I think an optimal system is resources are no issue is to have an app that allows the teacher to ask every student in attendance questions.
It creates makes the teaching process more interactive and it also requires attendance.
What resources would be required for this?
On what platform? As I commented on another reply, many of our student attendees come from poor districts so I don't want to assume every student has a smartphone.
The cheapest android phone I can find seems to be sold for 32.17$ (Rs. 1,999) in India (http://gadgets.ndtv.com/mobiles/news/jivi-launches-cheapest-android-based-smartphone-in-india-at-rs-1999-594264).
Likely Android and IOS.
The cheapest android phone you can find is used, a few years old, and your neighbour is selling it for 5 euros...
I wouldn't know where to buy 100 phones for 5€ each.
The Amazon reviews suggest that it's a really terrible phone.
(It's also worth noting that in many cases most of the cost of owning a smartphone isn't in the nominal price of the device but in what you pay for network service.
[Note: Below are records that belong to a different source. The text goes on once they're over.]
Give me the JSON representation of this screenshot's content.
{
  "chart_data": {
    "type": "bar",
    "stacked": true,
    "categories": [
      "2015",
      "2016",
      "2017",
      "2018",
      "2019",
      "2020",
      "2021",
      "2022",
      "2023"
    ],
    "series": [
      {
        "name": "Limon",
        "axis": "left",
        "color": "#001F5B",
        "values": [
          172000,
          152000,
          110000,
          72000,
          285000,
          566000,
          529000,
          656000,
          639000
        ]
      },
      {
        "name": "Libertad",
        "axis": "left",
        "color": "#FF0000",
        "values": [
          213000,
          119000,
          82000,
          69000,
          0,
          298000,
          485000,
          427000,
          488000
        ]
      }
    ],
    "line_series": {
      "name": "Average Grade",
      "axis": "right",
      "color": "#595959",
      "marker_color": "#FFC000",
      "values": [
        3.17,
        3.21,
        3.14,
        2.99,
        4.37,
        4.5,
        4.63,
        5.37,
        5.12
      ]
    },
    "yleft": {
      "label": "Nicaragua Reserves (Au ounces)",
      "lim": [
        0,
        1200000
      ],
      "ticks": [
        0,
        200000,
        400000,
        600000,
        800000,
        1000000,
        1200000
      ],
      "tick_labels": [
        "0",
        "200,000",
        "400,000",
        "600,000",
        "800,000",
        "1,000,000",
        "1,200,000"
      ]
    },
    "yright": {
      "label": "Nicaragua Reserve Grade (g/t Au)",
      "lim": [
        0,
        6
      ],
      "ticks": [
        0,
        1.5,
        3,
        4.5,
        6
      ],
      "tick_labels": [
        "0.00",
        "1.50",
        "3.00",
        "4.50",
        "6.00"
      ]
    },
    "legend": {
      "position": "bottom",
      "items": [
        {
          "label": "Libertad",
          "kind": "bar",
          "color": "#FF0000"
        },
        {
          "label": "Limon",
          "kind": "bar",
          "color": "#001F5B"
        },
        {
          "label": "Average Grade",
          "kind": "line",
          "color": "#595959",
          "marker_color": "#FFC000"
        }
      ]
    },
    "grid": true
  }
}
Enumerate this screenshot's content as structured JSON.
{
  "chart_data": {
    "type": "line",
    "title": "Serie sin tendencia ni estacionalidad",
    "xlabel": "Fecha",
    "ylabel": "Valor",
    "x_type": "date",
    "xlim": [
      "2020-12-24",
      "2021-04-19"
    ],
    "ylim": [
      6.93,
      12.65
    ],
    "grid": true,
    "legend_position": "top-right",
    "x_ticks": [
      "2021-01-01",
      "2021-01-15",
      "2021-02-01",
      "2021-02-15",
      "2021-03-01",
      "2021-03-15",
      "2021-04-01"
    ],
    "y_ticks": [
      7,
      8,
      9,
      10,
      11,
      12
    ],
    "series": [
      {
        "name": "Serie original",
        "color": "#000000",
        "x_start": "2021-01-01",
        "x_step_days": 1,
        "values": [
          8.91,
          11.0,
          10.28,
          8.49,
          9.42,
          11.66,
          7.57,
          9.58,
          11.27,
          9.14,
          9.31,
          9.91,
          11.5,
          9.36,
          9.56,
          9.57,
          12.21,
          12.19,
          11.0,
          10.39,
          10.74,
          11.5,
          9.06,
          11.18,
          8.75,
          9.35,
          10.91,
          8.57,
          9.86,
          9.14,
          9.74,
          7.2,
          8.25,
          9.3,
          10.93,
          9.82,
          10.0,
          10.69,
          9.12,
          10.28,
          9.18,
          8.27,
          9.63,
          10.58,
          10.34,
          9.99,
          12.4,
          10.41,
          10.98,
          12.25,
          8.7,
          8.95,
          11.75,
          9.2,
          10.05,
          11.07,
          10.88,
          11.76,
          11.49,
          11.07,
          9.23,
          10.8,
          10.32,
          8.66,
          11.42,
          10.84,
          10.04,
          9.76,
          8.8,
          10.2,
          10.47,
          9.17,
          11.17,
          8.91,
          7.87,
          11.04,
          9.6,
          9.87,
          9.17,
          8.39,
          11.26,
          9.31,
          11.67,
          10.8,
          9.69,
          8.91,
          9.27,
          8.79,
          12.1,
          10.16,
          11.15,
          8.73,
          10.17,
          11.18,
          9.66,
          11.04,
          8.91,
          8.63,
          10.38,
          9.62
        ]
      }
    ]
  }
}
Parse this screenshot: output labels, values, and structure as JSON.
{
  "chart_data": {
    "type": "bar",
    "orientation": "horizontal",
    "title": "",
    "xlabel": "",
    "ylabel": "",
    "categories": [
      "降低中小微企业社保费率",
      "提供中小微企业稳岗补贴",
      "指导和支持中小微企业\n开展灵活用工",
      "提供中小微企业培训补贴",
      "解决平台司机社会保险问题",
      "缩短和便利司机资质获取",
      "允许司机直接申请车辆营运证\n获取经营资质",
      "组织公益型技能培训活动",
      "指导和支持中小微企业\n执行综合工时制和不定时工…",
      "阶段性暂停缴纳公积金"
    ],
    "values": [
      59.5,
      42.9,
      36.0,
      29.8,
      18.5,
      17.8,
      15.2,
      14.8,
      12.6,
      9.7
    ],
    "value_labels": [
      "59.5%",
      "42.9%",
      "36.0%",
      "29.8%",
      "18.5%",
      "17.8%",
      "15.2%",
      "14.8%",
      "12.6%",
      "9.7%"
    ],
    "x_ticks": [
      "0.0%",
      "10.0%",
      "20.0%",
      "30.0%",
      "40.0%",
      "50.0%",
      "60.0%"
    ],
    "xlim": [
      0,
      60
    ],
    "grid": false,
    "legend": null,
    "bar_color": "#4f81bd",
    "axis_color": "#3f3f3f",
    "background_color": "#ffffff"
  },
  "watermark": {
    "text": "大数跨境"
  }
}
If you buy that smartphone, how much more do you have to pay to make it actually connect to the internet?)
I think most universities do have WLan in which devices can login.
On Amazon.com there LG Realm for 40$ and Kyocera Event for 30$. The LG Realm has 4.4 out of 5 stars average on Amazon.
Unless you treat that smartphone as not a phone, but a tiny computer. Wi-Fi is free, usually.